I love to watch how birds
Soar on the wind.
There appears to be such
Little effort, yet such joy.
I want to become like a bird
and let my spirit soar
On the winds that are blowing
Through my life.
I will not be crushed against the rocks!
I will sense the rhythm,
The flow, and react accordingly.
I will trust my inner guide.
~ Judith Garrett Garrison & Scott Sheperd
I wish I could express just how I am feeling these days. I have been rather quiet, I know. But it is the sort of quiet that comes when a soul is on the verge of a creative discovery. And rather than push it down, say I haven’t the time and just succumb to fears of failure, I am embracing it. I am opening my heart to it – throwing my arms wide and breathing deeply the delicious perfume of life.
It’s no secret that 2012 has not been kind so far. And for much of that, I have no control. But I am determined, nonetheless to work on the things I can change, to seize control of my part in this year and do something about it.
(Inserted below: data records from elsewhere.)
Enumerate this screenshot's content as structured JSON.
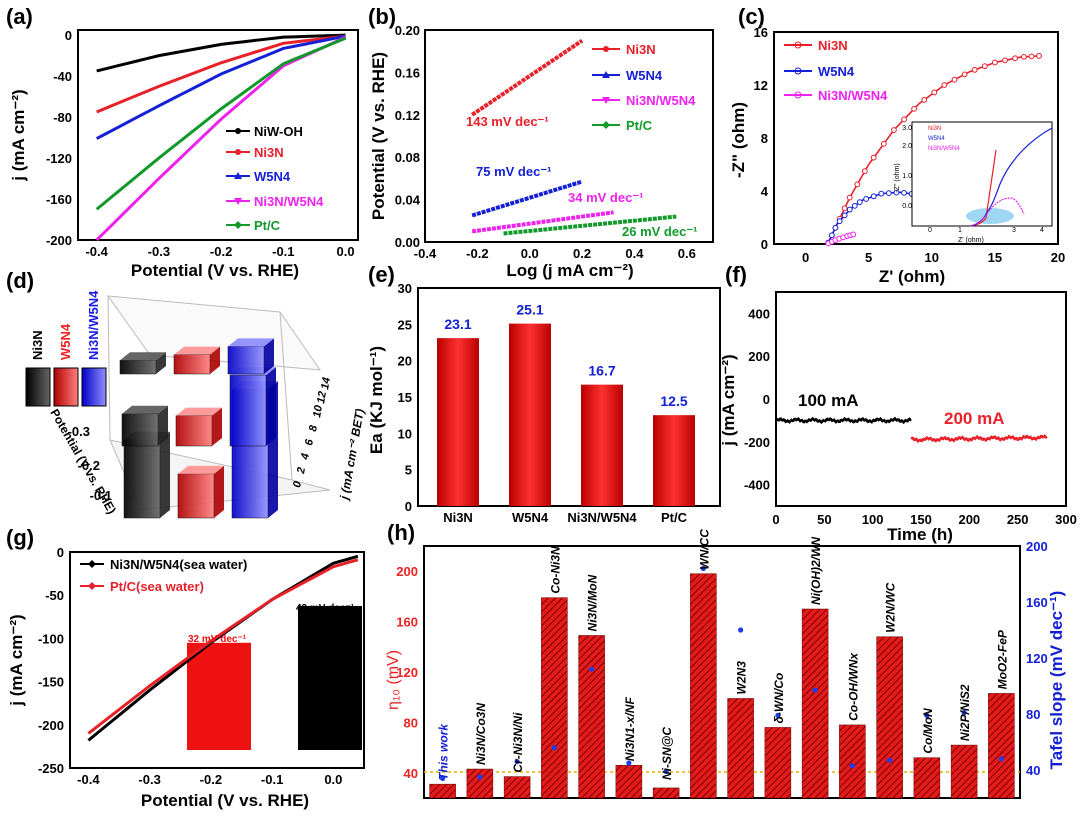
{
  "chart_data": [
    {
      "panel": "(a)",
      "type": "line",
      "xlabel": "Potential (V vs. RHE)",
      "ylabel": "j (mA cm⁻²)",
      "xlim": [
        -0.43,
        0.02
      ],
      "ylim": [
        -200,
        5
      ],
      "xticks": [
        "-0.4",
        "-0.3",
        "-0.2",
        "-0.1",
        "0.0"
      ],
      "yticks": [
        "0",
        "-40",
        "-80",
        "-120",
        "-160",
        "-200"
      ],
      "series": [
        {
          "name": "NiW-OH",
          "color": "#000000",
          "x": [
            -0.4,
            -0.3,
            -0.2,
            -0.1,
            0.0
          ],
          "y": [
            -35,
            -20,
            -9,
            -2,
            0
          ]
        },
        {
          "name": "Ni3N",
          "color": "#e8202a",
          "x": [
            -0.4,
            -0.3,
            -0.2,
            -0.1,
            0.0
          ],
          "y": [
            -75,
            -50,
            -27,
            -8,
            -1
          ]
        },
        {
          "name": "W5N4",
          "color": "#1420d6",
          "x": [
            -0.4,
            -0.3,
            -0.2,
            -0.1,
            0.0
          ],
          "y": [
            -101,
            -69,
            -38,
            -13,
            -1
          ]
        },
        {
          "name": "Ni3N/W5N4",
          "color": "#ee22ee",
          "x": [
            -0.4,
            -0.3,
            -0.2,
            -0.1,
            0.0
          ],
          "y": [
            -200,
            -140,
            -82,
            -30,
            -2
          ]
        },
        {
          "name": "Pt/C",
          "color": "#119a2a",
          "x": [
            -0.4,
            -0.3,
            -0.2,
            -0.1,
            0.0
          ],
          "y": [
            -170,
            -120,
            -72,
            -28,
            -3
          ]
        }
      ]
    },
    {
      "panel": "(b)",
      "type": "line",
      "xlabel": "Log (j mA cm⁻²)",
      "ylabel": "Potential (V vs. RHE)",
      "xlim": [
        -0.4,
        0.7
      ],
      "ylim": [
        0,
        0.2
      ],
      "xticks": [
        "-0.4",
        "-0.2",
        "0.0",
        "0.2",
        "0.4",
        "0.6"
      ],
      "yticks": [
        "0.00",
        "0.04",
        "0.08",
        "0.12",
        "0.16",
        "0.20"
      ],
      "series": [
        {
          "name": "Ni3N",
          "color": "#e8202a",
          "x": [
            -0.22,
            0.2
          ],
          "y": [
            0.12,
            0.19
          ],
          "label": "143 mV dec⁻¹"
        },
        {
          "name": "W5N4",
          "color": "#1420d6",
          "x": [
            -0.22,
            0.2
          ],
          "y": [
            0.025,
            0.057
          ],
          "label": "75 mV dec⁻¹"
        },
        {
          "name": "Ni3N/W5N4",
          "color": "#ee22ee",
          "x": [
            -0.22,
            0.32
          ],
          "y": [
            0.01,
            0.028
          ],
          "label": "34 mV dec⁻¹"
        },
        {
          "name": "Pt/C",
          "color": "#119a2a",
          "x": [
            -0.1,
            0.56
          ],
          "y": [
            0.008,
            0.024
          ],
          "label": "26 mV dec⁻¹"
        }
      ]
    },
    {
      "panel": "(c)",
      "type": "line",
      "xlabel": "Z' (ohm)",
      "ylabel": "-Z\" (ohm)",
      "xlim": [
        -2.5,
        20
      ],
      "ylim": [
        0,
        16
      ],
      "xticks": [
        "0",
        "5",
        "10",
        "15",
        "20"
      ],
      "yticks": [
        "0",
        "4",
        "8",
        "12",
        "16"
      ],
      "series": [
        {
          "name": "Ni3N",
          "color": "#e8202a",
          "x": [
            1.8,
            2.5,
            3.5,
            5,
            7,
            9,
            11,
            13,
            15,
            17,
            18.5
          ],
          "y": [
            0.1,
            1.5,
            3.5,
            6,
            8.6,
            10.6,
            12,
            13,
            13.7,
            14.1,
            14.2
          ]
        },
        {
          "name": "W5N4",
          "color": "#1420d6",
          "x": [
            1.8,
            2.5,
            3.5,
            4.5,
            6,
            7.5,
            9,
            10.5,
            12,
            13.5,
            14.2
          ],
          "y": [
            0.1,
            1.5,
            2.6,
            3.3,
            3.8,
            3.9,
            3.7,
            3.1,
            2.4,
            1.9,
            2.2
          ]
        },
        {
          "name": "Ni3N/W5N4",
          "color": "#ee22ee",
          "x": [
            1.8,
            2.5,
            3.3,
            3.9
          ],
          "y": [
            0.05,
            0.35,
            0.6,
            0.75
          ]
        }
      ],
      "inset": {
        "xlabel": "Z' (ohm)",
        "ylabel": "-Z\" (ohm)",
        "xticks": [
          "0",
          "1",
          "2",
          "3",
          "4"
        ],
        "yticks": [
          "0.0",
          "0.5",
          "1.0",
          "1.5",
          "2.0",
          "2.5",
          "3.0"
        ],
        "legend": [
          "Ni3N",
          "W5N4",
          "Ni3N/W5N4"
        ]
      }
    },
    {
      "panel": "(d)",
      "type": "bar",
      "zlabel": "j (mA cm⁻² BET)",
      "xlabel": "Potential (V vs. RHE)",
      "potential_ticks": [
        "-0.3",
        "-0.2",
        "-0.1"
      ],
      "z_ticks": [
        "0",
        "2",
        "4",
        "6",
        "8",
        "10",
        "12",
        "14"
      ],
      "series": [
        {
          "name": "Ni3N",
          "color": "#000000",
          "values": [
            1.5,
            3.5,
            8.5
          ]
        },
        {
          "name": "W5N4",
          "color": "#ee2222",
          "values": [
            2.1,
            3.3,
            4.8
          ]
        },
        {
          "name": "Ni3N/W5N4",
          "color": "#1a1ae8",
          "values": [
            3.0,
            7.7,
            14.0
          ]
        }
      ]
    },
    {
      "panel": "(e)",
      "type": "bar",
      "categories": [
        "Ni3N",
        "W5N4",
        "Ni3N/W5N4",
        "Pt/C"
      ],
      "values": [
        23.1,
        25.1,
        16.7,
        12.5
      ],
      "value_labels": [
        "23.1",
        "25.1",
        "16.7",
        "12.5"
      ],
      "ylabel": "Ea (KJ mol⁻¹)",
      "ylim": [
        0,
        30
      ],
      "yticks": [
        "0",
        "5",
        "10",
        "15",
        "20",
        "25",
        "30"
      ]
    },
    {
      "panel": "(f)",
      "type": "line",
      "xlabel": "Time (h)",
      "ylabel": "j (mA cm⁻²)",
      "xlim": [
        0,
        300
      ],
      "ylim": [
        -500,
        500
      ],
      "xticks": [
        "0",
        "50",
        "100",
        "150",
        "200",
        "250",
        "300"
      ],
      "yticks": [
        "400",
        "200",
        "0",
        "-200",
        "-400"
      ],
      "series": [
        {
          "name": "100 mA",
          "color": "#000000",
          "x": [
            0,
            140
          ],
          "y": [
            -100,
            -100
          ],
          "label": "100 mA"
        },
        {
          "name": "200 mA",
          "color": "#e8202a",
          "x": [
            140,
            280
          ],
          "y": [
            -190,
            -180
          ],
          "label": "200 mA"
        }
      ]
    },
    {
      "panel": "(g)",
      "type": "line",
      "xlabel": "Potential (V vs. RHE)",
      "ylabel": "j (mA cm⁻²)",
      "xlim": [
        -0.43,
        0.05
      ],
      "ylim": [
        -250,
        0
      ],
      "xticks": [
        "-0.4",
        "-0.3",
        "-0.2",
        "-0.1",
        "0.0"
      ],
      "yticks": [
        "0",
        "-50",
        "-100",
        "-150",
        "-200",
        "-250"
      ],
      "series": [
        {
          "name": "Ni3N/W5N4(sea water)",
          "color": "#000000",
          "x": [
            -0.4,
            -0.3,
            -0.2,
            -0.1,
            0.0,
            0.04
          ],
          "y": [
            -218,
            -160,
            -105,
            -55,
            -13,
            -5
          ]
        },
        {
          "name": "Pt/C(sea water)",
          "color": "#e8202a",
          "x": [
            -0.4,
            -0.3,
            -0.2,
            -0.1,
            0.0,
            0.04
          ],
          "y": [
            -210,
            -155,
            -103,
            -55,
            -17,
            -9
          ]
        }
      ],
      "inset_bars": [
        {
          "name": "Pt/C",
          "label": "32 mV dec⁻¹",
          "value": 32,
          "color": "#ee1111"
        },
        {
          "name": "Ni3N/W5N4",
          "label": "43 mV dec⁻¹",
          "value": 43,
          "color": "#000000"
        }
      ]
    },
    {
      "panel": "(h)",
      "type": "bar",
      "ylabel": "η₁₀ (mV)",
      "y2label": "Tafel slope (mV dec⁻¹)",
      "ylim": [
        20,
        220
      ],
      "y2lim": [
        20,
        200
      ],
      "yticks": [
        "40",
        "80",
        "120",
        "160",
        "200"
      ],
      "y2ticks": [
        "40",
        "80",
        "120",
        "160",
        "200"
      ],
      "categories": [
        "This work",
        "Ni3N/Co3N",
        "Cr-Ni3N/Ni",
        "Co-Ni3N",
        "Ni3N/MoN",
        "Ni3N1-x/NF",
        "Ni-SN@C",
        "WN/CC",
        "W2N3",
        "δ-WN/Co",
        "Ni(OH)2/WN",
        "Co-OH/WNx",
        "W2N/WC",
        "Co/MoN",
        "Ni2P/NiS2",
        "MoO2-FeP"
      ],
      "values": [
        31,
        43,
        37,
        179,
        149,
        46,
        28,
        198,
        99,
        76,
        170,
        78,
        148,
        52,
        62,
        103
      ],
      "tafel": [
        34,
        35,
        46,
        56,
        112,
        45,
        39,
        184,
        140,
        79,
        97,
        43,
        47,
        79,
        81,
        48
      ]
    }
  ],
  "labels": {
    "a": "(a)",
    "b": "(b)",
    "c": "(c)",
    "d": "(d)",
    "e": "(e)",
    "f": "(f)",
    "g": "(g)",
    "h": "(h)",
    "leg_a": [
      "NiW-OH",
      "Ni3N",
      "W5N4",
      "Ni3N/W5N4",
      "Pt/C"
    ],
    "leg_b": [
      "Ni3N",
      "W5N4",
      "Ni3N/W5N4",
      "Pt/C"
    ],
    "leg_c": [
      "Ni3N",
      "W5N4",
      "Ni3N/W5N4"
    ],
    "leg_d": [
      "Ni3N",
      "W5N4",
      "Ni3N/W5N4"
    ],
    "leg_g": [
      "Ni3N/W5N4(sea water)",
      "Pt/C(sea water)"
    ]
  }
}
For that reason, I have decided to take a step back from Facebook, Twitter, and all those hours of mindless surfing I spend on the internet.
During the months of June, July and August, I will be pulling away from social media and focusing more on my daughter, my writing and other various things that I enjoy doing. I’m not pulling away entirely, mind you. I have decided to set aside one day a week (not the whole day) but a specific day to check Facebook, Twitter, post on my blog and read/comment on your blog posts so I am still in touch with you. I will also be writing letters via snail mail and hope you will write me back!
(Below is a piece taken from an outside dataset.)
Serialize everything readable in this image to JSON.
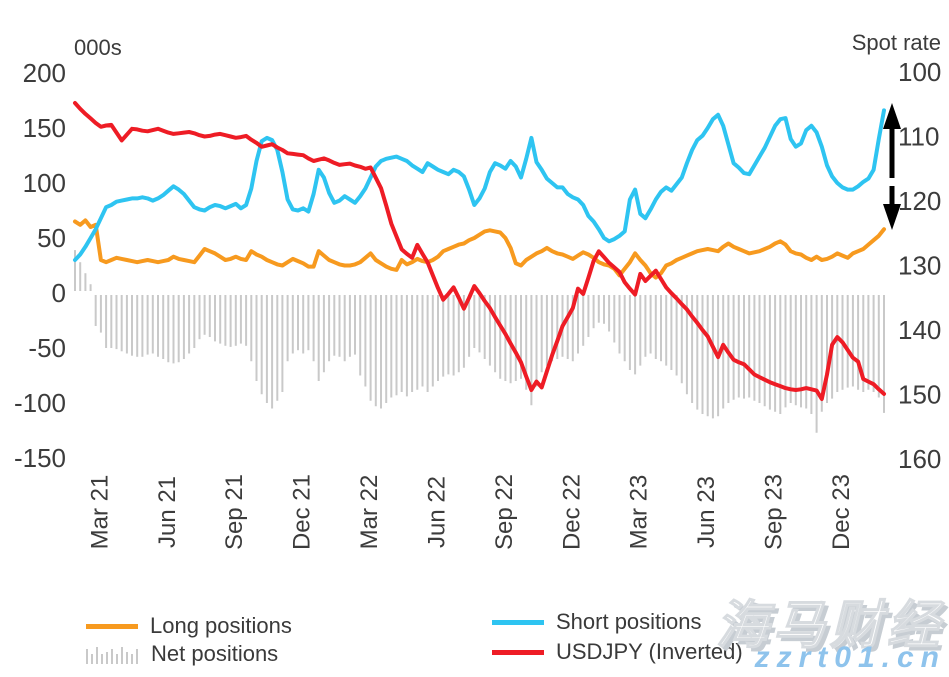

I have chosen Thursdays as my day to check in as well as my scheduled posting day. I am hoping that this new schedule will serve as a boost to my creativity and allow me a fresh perspective on things. I will still be checking email daily.
I am so excited about this. I’ve also committed to practicing yoga daily. I have a list of things I hope to accomplish, which I shall – at some point – share here. I’ve been on a spiritual journey of late too and I am praying this respite will help me rediscover who I am and what it is I truly believe as ME, Tracy and not just things I was taught by my parents. There is so much hate and negativity in the world right now. I want to be someone who contributes to the love in the world and who lifts people rather than tear them down.
I hope you’ll drop me a line and keep me updated on your summer, your life and the things you have been doing. Thursday, June sixth will be the date of my next blog post.
All my best to you, my dear friends!